Daher versuchte ich herauszubekommen, wer denn der Zugführer sei. Unter anderem wurde mir geantwortet, "hier gibt es keinen, das Viehzeug holen wir daraus". Die sehr jungen Beamten waren durch das stundenlange Herumfahren im Steinhagel offensichtlich mit den Nerven fertig und darum zu allem fähig. Aber dann hatte man ein anderes Opfer gefunden. Es kamen drei Leute aus Richtung Kottbusser Tor, wovon der eine wie ein Papagei angezogen war. Ohne ersichtlichen Grund stürzten sich die Polizisten plötzlich auf ihn, schlugen ihn brutal zusammen und zerrten ihn in ein Polizeifahrzeug.
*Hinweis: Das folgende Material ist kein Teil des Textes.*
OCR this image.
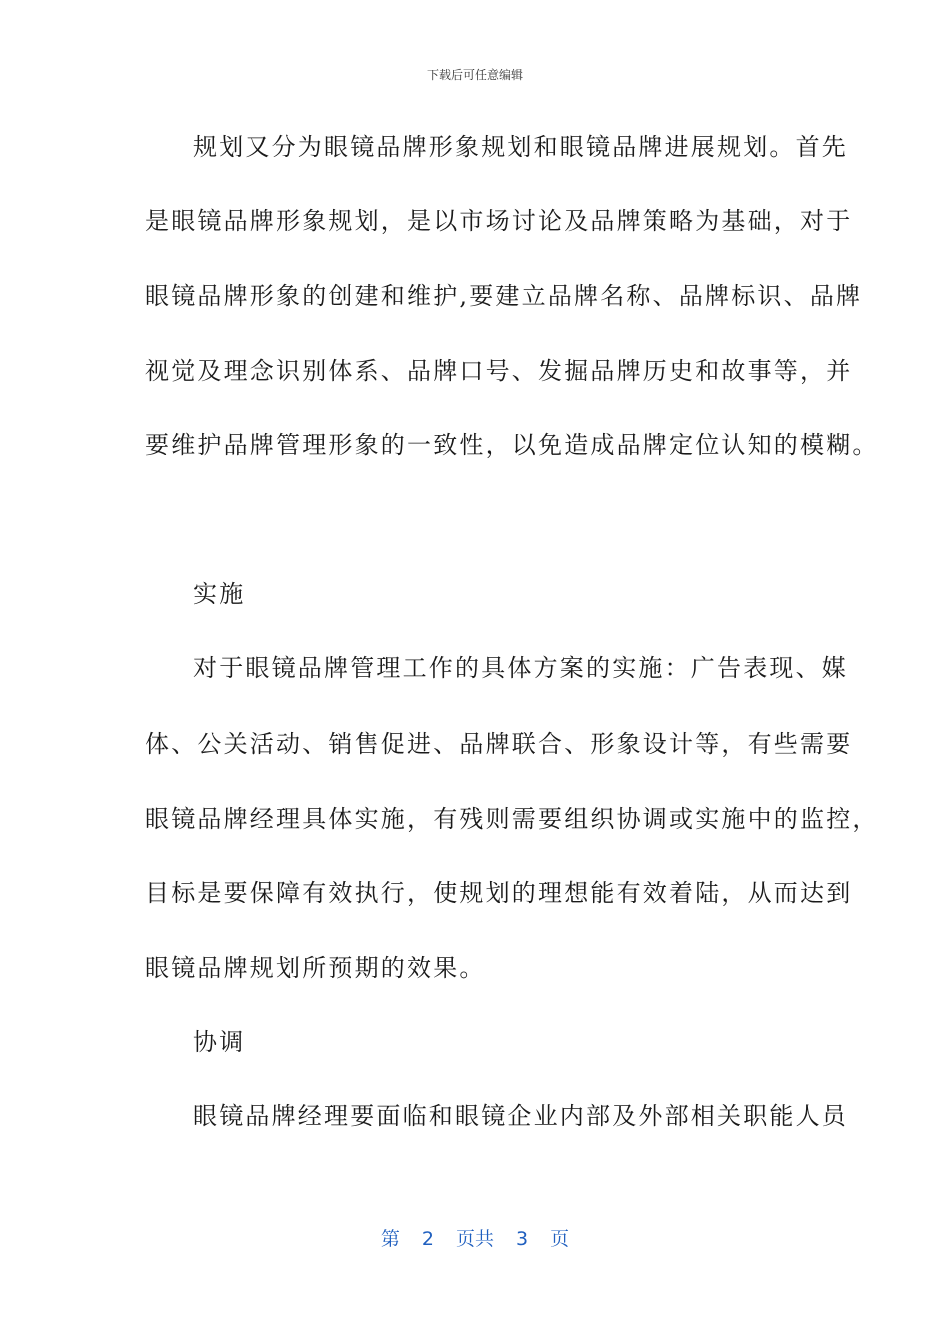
下载后可任意编辑
规划又分为眼镜品牌形象规划和眼镜品牌进展规划。首先
是眼镜品牌形象规划，是以市场讨论及品牌策略为基础，对于
眼镜品牌形象的创建和维护,要建立品牌名称、品牌标识、品牌
视觉及理念识别体系、品牌口号、发掘品牌历史和故事等，并
要维护品牌管理形象的一致性，以免造成品牌定位认知的模糊。
实施
对于眼镜品牌管理工作的具体方案的实施：广告表现、媒
体、公关活动、销售促进、品牌联合、形象设计等，有些需要
眼镜品牌经理具体实施，有残则需要组织协调或实施中的监控，
目标是要保障有效执行，使规划的理想能有效着陆，从而达到
眼镜品牌规划所预期的效果。
协调
眼镜品牌经理要面临和眼镜企业内部及外部相关职能人员
第 2 页共 3 页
Dem dann noch gefundenen Zugführer versuchten wir nun klarzumachen, daß man in dieser Situation vor dem Mieterladen doch keinen mitnehmen kann. Noch bei der Abfahrt der Polizeiwagen erklärte ich dem Beamten, daß es auf dieses "Opfer" nicht ankommen dürfte, weil die Leute, die sich im Laden befinden, doch daraufhin mit Sicherheit wieder auf die Straße gehen und das Dutzend des harten Kerns, die sich noch am Oranienplatz befanden, verstärken würden. Der Zugführer aber war unfähig oder nicht willens, das zu begreifen. Meine Voraussage wurde leider wahr und der Bau der Barrikaden am Oranienplatz war die Folge.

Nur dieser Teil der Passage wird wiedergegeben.